Socialite Bellina Mazzanti Forde was the ultimate party girl—until she disappeared with Byron Brantley five years ago. Determined to find his brother, Jonathan Brantley has tracked Lina to a café in Naples and demands answers. Certain she’s hiding something, Jonathan vows not to let Lina out of his sight until she agrees to help him, even if it takes all night. Though he doesn’t trust her, he can’t deny that he wants her—has always wanted her…

Happy in her new, simpler life, Lina didn’t want to be found. Now that the past has caught up with her in the form of the sexy tycoon, she’s torn between exploring the passion he arouses in her, and facing the secrets that caused her to flee New York.

The tension between them soon leads to a scorching affair, one they both know can’t last. But when their search for Byron finds them tangling with the mob, Jon and Lina learn they have no one to trust but each other…

Lynne Connolly popped onto my radar with her story about betrayal, lust and love: Learning to Trust. She is the author of over 40 books, but I hadn’t heard of her before I picked up an egalley of her work from Netgalley. The story is a contemporary romance (filled with erotic scenes), has a touch of suspense and features a former drug addict as its heroine.

I enjoyed meeting Lina the heroine. She was a former wild girl and druggie who decided to clean up her act and knew staying away from her family was the only way she’d remain an asset to society. We don’t know why she ran from America to Italy, only that she did.

Enter her former lover’s brother, Jonathan. He wants to find out where his brother disappeared to, as his brother left America with Lina.
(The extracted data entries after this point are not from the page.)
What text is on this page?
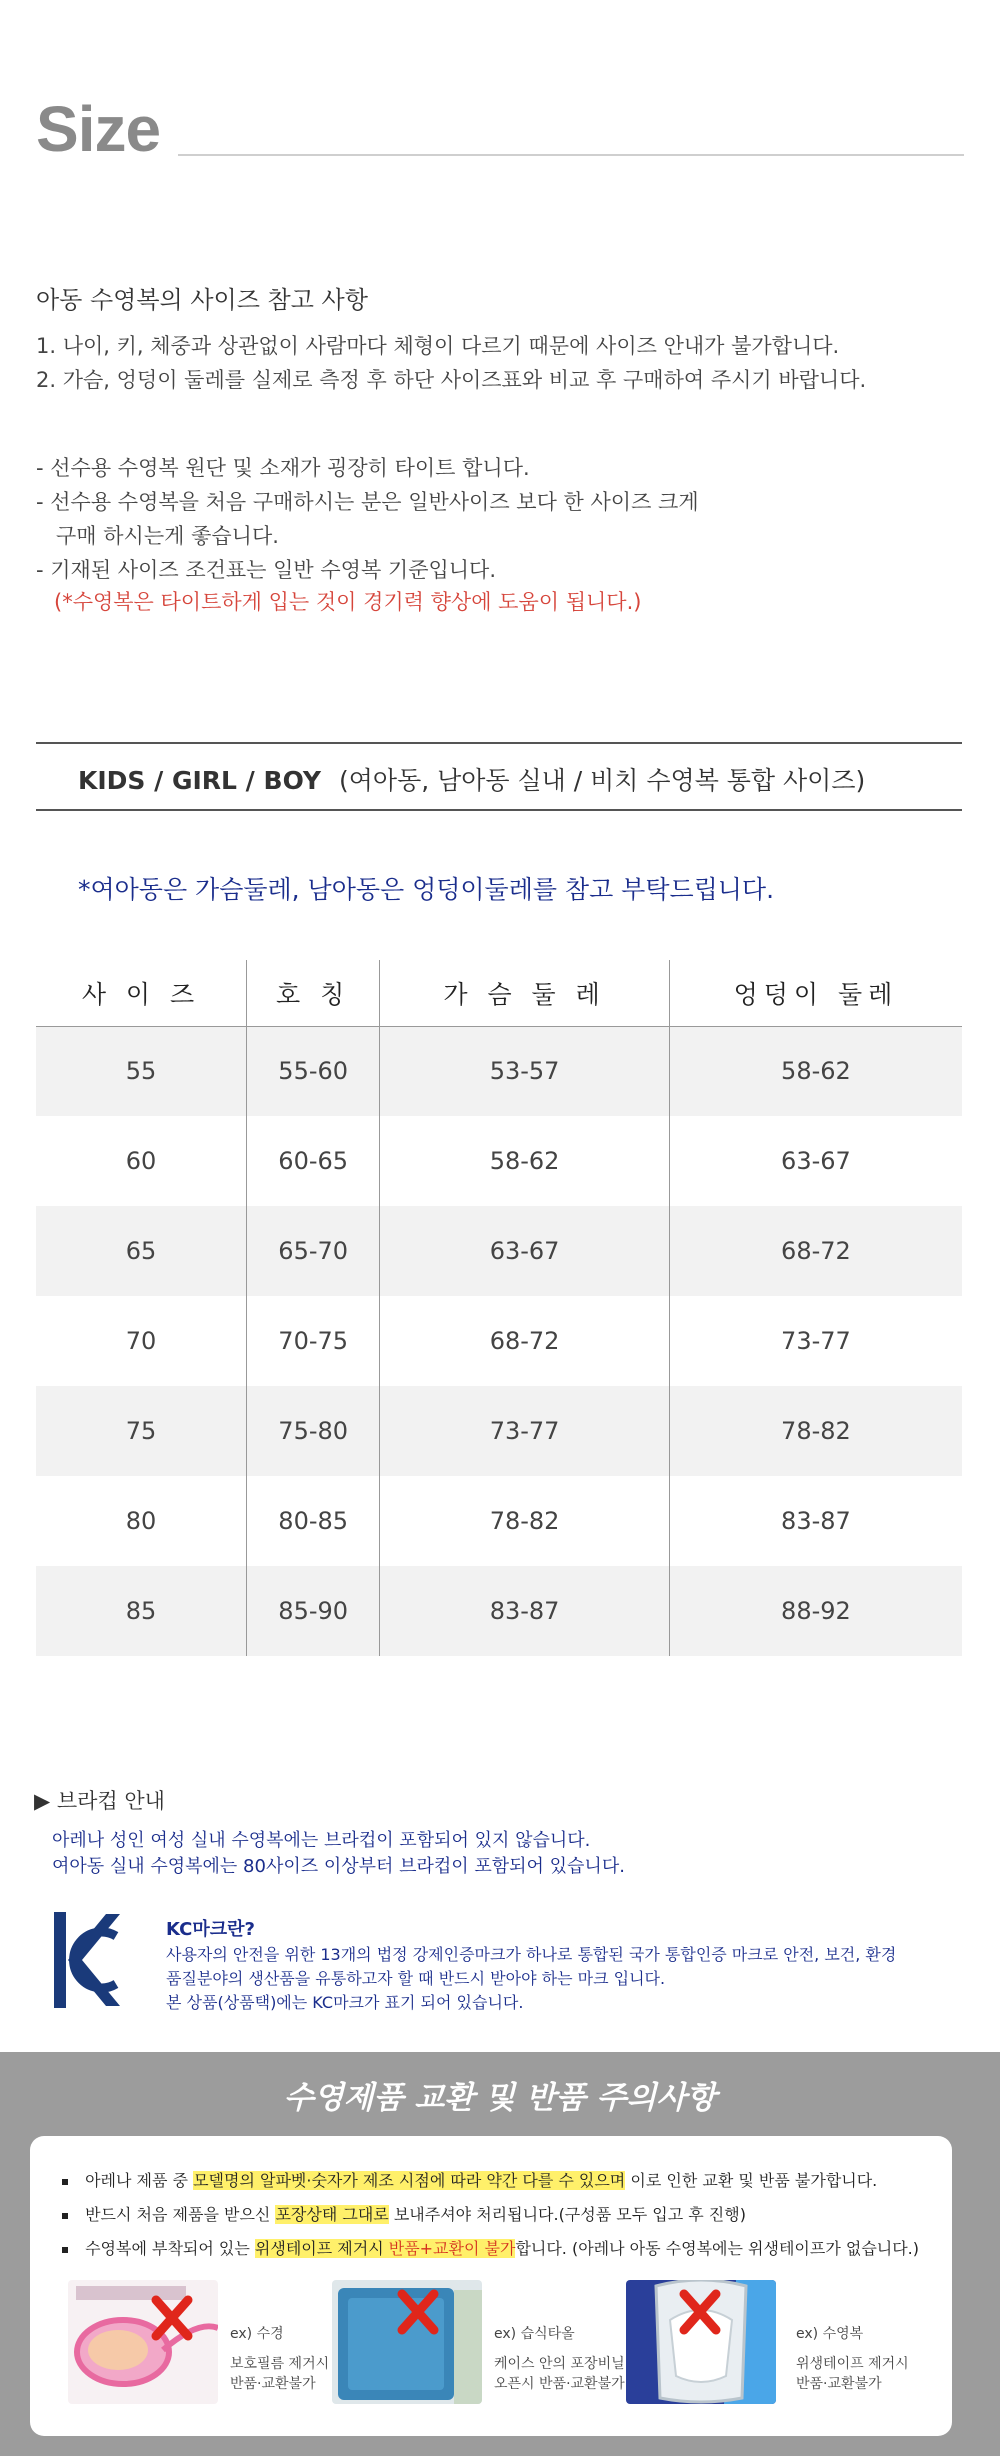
Size
아동 수영복의 사이즈 참고 사항
1. 나이, 키, 체중과 상관없이 사람마다 체형이 다르기 때문에 사이즈 안내가 불가합니다.
2. 가슴, 엉덩이 둘레를 실제로 측정 후 하단 사이즈표와 비교 후 구매하여 주시기 바랍니다.
- 선수용 수영복 원단 및 소재가 굉장히 타이트 합니다.
- 선수용 수영복을 처음 구매하시는 분은 일반사이즈 보다 한 사이즈 크게
구매 하시는게 좋습니다.
- 기재된 사이즈 조건표는 일반 수영복 기준입니다.
(*수영복은 타이트하게 입는 것이 경기력 향상에 도움이 됩니다.)
KIDS / GIRL / BOY (여아동, 남아동 실내 / 비치 수영복 통합 사이즈)
*여아동은 가슴둘레, 남아동은 엉덩이둘레를 참고 부탁드립니다.
사 이 즈	호 칭	가 슴 둘 레	엉덩이 둘레
55	55-60	53-57	58-62
60	60-65	58-62	63-67
65	65-70	63-67	68-72
70	70-75	68-72	73-77
75	75-80	73-77	78-82
80	80-85	78-82	83-87
85	85-90	83-87	88-92
▶ 브라컵 안내
아레나 성인 여성 실내 수영복에는 브라컵이 포함되어 있지 않습니다.
여아동 실내 수영복에는 80사이즈 이상부터 브라컵이 포함되어 있습니다.
KC마크란?
사용자의 안전을 위한 13개의 법정 강제인증마크가 하나로 통합된 국가 통합인증 마크로 안전, 보건, 환경
품질분야의 생산품을 유통하고자 할 때 반드시 받아야 하는 마크 입니다.
본 상품(상품택)에는 KC마크가 표기 되어 있습니다.
수영제품 교환 및 반품 주의사항
아레나 제품 중 모델명의 알파벳·숫자가 제조 시점에 따라 약간 다를 수 있으며 이로 인한 교환 및 반품 불가합니다.
반드시 처음 제품을 받으신 포장상태 그대로 보내주셔야 처리됩니다.(구성품 모두 입고 후 진행)
수영복에 부착되어 있는 위생테이프 제거시 반품+교환이 불가합니다. (아레나 아동 수영복에는 위생테이프가 없습니다.)
ex) 수경
보호필름 제거시
반품·교환불가
ex) 습식타올
케이스 안의 포장비닐
오픈시 반품·교환불가
ex) 수영복
위생테이프 제거시
반품·교환불가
Jonathan was attracted to Lina, but after she hooked up with his brother he filed her in the off limits folder. His discovery that the two are no longer together makes it possible for him to explore Lina in more than one way.

As the two get to know one another, outside forces converge upon them and threaten the peace they find in each others arms. It seems random and I really didn’t get the point of it until the very end. Lina tries to ignore her past but she is forced to confront the issues which led her to flee America. I was disgusted with the description of Lina’s life with her mother, but I don’t think there was ever any adequate resolution to the events which shaped Lina into a drug user.

It felt like a tool to prevent me from thinking of the heroine as a spoiled little rich girl who was bored until she found drugs. I wanted more time with Lina, her mother, stepfather, stepbrother and lover. I guess I wanted a knock down, drag out fight. I wanted some type of acknowledgement that Lina’s suffering had been avenged. While there was a clear end to that plot line, it came too quick and was delivered too swiftly. I was left thinking that the darkness had been fluffed over.

Despite not being enthralled with several aspects of the book, I am a character driven reader. I like the idea of an imperfect heroine redeeming herself and then finding a partner to share her life with. She didn’t need someone to fix her; she did it on her own. She wanted companionship and found a man who understood and accepted both her and her baggage. Her man was willing to support her without trying to take over and rule her. He was passionate, as well as compassionate. He was a genuine “good guy” which the heroine needed in her life.

While I don’t see myself rereading Learning to Trust any time soon, I’ve got to give the author props for the well written sex scenes. The story is a short, easy to read romance which I visualized in my mind. This became especially true when I noticed a scene which reminded me of Pretty Woman. I love that movie, so it put a smile on my face.